Escrevi há alguns dias sobre a importância da preparação e do apoio à Saúde Pública na resposta à atual crise pandémica. Para além das soluções imediatas e das soluções a médio e longo prazo, cuja história ainda está por escrever, é fundamental começar já a sintetizar as lições da pandemia e a transpô-las para o nosso maior desafio civilizacional: a crise climática.
É determinante que se observe com cuidado a aplicação de mudanças profundas e radicais que alterem de forma (demasiado) rápida a nossa “normalidade”. Da mesma forma que o ser humano é um animal de hábitos, também as instituições políticas, os organismos financeiros e a orgânica social dependem – bem ou mal –, de um sistema estabelecido. O combate às alterações climáticas deve, por isso, fazer-se de modo planeado e rapidamente progressivo, mas nunca como corte imediato com as dinâmicas civilizacionais. A reconversão da economia do sector energético e todos os derivados, como a distribuição, deve ser impulsionada inteligentemente, num permanente jogo de contra-pesos que garanta que ninguém fica para trás. Depois de uma onda de “órfãos da globalização”, que produziu erupções populistas e desigualdade, não devemos permitir uma nova quebra nos laços sociais. Tal como na resposta à pandemia, a resposta à crise climática depende das políticas de coesão e de solidariedade.
A crise climática é também um problema de saúde pública. Nessa ótica, impõe-se que os princípios de respeito pela evidência científica estejam na base da decisão política. Observando a gestão calamitosa da Covid-19 no Brasil ou nos Estados Unidos da América, é fácil perceber que lideranças informadas e democracias fortes são condições necessárias à transição energética.
A isso acresce que as alterações climáticas provocarão fenómenos como a disseminação de vetores de infeção (de que o mosquito é exemplo célebre) para grandes áreas previamente livres de doença, fogos florestais, cheias e ondas de calor inéditas, fluxos migratórios massivos, conflitos armados, aumento da prevalência de patologia psiquiátrica, entre muitos outros efeitos.

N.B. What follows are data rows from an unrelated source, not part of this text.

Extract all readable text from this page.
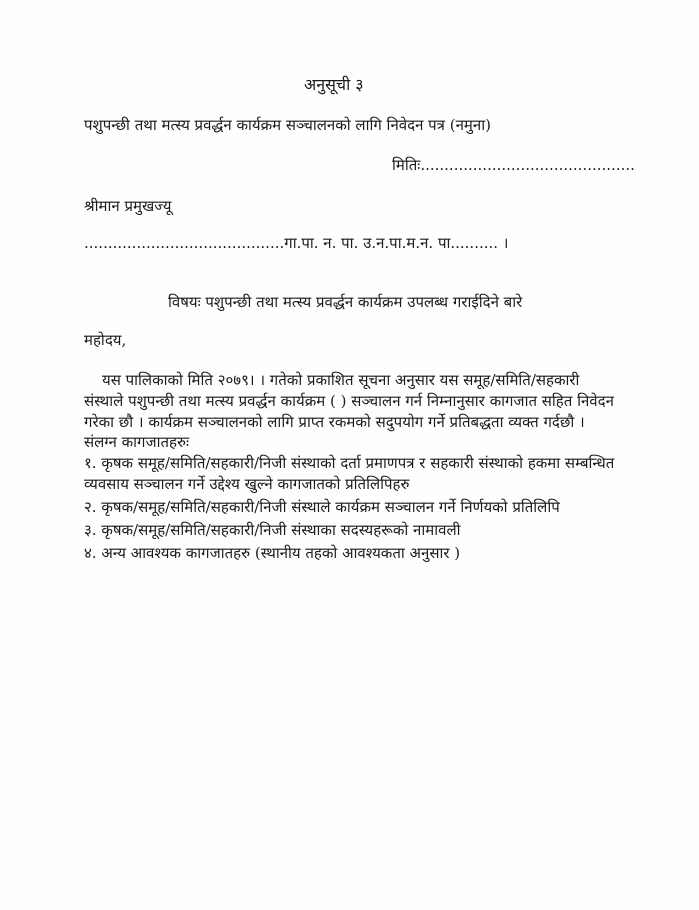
अनुसूची ३
पशुपन्छी तथा मत्स्य प्रवर्द्धन कार्यक्रम सञ्चालनको लागि निवेदन पत्र (नमुना)
मितिः.............................................
श्रीमान प्रमुखज्यू
..........................................गा.पा. न. पा. उ.न.पा.म.न. पा.......... ।
विषयः पशुपन्छी तथा मत्स्य प्रवर्द्धन कार्यक्रम उपलब्ध गराईदिने बारे
महोदय,
यस पालिकाको मिति २०७९। । गतेको प्रकाशित सूचना अनुसार यस समूह/समिति/सहकारी
संस्थाले पशुपन्छी तथा मत्स्य प्रवर्द्धन कार्यक्रम ( ) सञ्चालन गर्न निम्नानुसार कागजात सहित निवेदन
गरेका छौ । कार्यक्रम सञ्चालनको लागि प्राप्त रकमको सदुपयोग गर्ने प्रतिबद्धता व्यक्त गर्दछौ ।
संलग्न कागजातहरुः
१. कृषक समूह/समिति/सहकारी/निजी संस्थाको दर्ता प्रमाणपत्र र सहकारी संस्थाको हकमा सम्बन्धित
व्यवसाय सञ्चालन गर्ने उद्देश्य खुल्ने कागजातको प्रतिलिपिहरु
२. कृषक/समूह/समिति/सहकारी/निजी संस्थाले कार्यक्रम सञ्चालन गर्ने निर्णयको प्रतिलिपि
३. कृषक/समूह/समिति/सहकारी/निजी संस्थाका सदस्यहरूको नामावली
४. अन्य आवश्यक कागजातहरु (स्थानीय तहको आवश्यकता अनुसार )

Do mesmo modo que a resposta à pandemia exigiu uma articulação dos agentes científicos com o poder político no sentido de comunicar, fundamentar e mobilizar a sociedade para o confinamento e adoção de medidas de proteção individual, também a resposta à crise climática exigirá da Saúde Pública e dos agentes políticos e económicos a capacidade para comunicar o risco e mobilizar a população para uma mudança.
A “nova normalidade” que vivemos hoje – profundamente diferente e condicionada em comparação com o passado recente –, é apenas um prenúncio do que poderemos enfrentar, enquanto sociedade global, perante uma crise climática que chegará.
A boa notícia é que ainda podemos mudar. Agitar as águas da sociedade civil para uma participação política ativa e exigente. Apoiar o jornalismo que abre as portas à informação e à comunicação. Eleger líderes que nos digam claramente como querem contribuir para resolver a crise climática. Pôr as mãos ao trabalho num esforço coletivo para reabilitar a nossa sustentabilidade, fazendo mudanças pequenas e grandes no nosso modo de viver.
Os políticos que, inteligentemente, geriram a incerteza da Covid-19, antecipando-se e comunicando os próximos passos, têm agora a obrigação de alertar com voz forte e serena para a emergência que se segue. Devemos aos nossos filhos a obrigação de lhes deixar um planeta saudável e uma sociedade digna.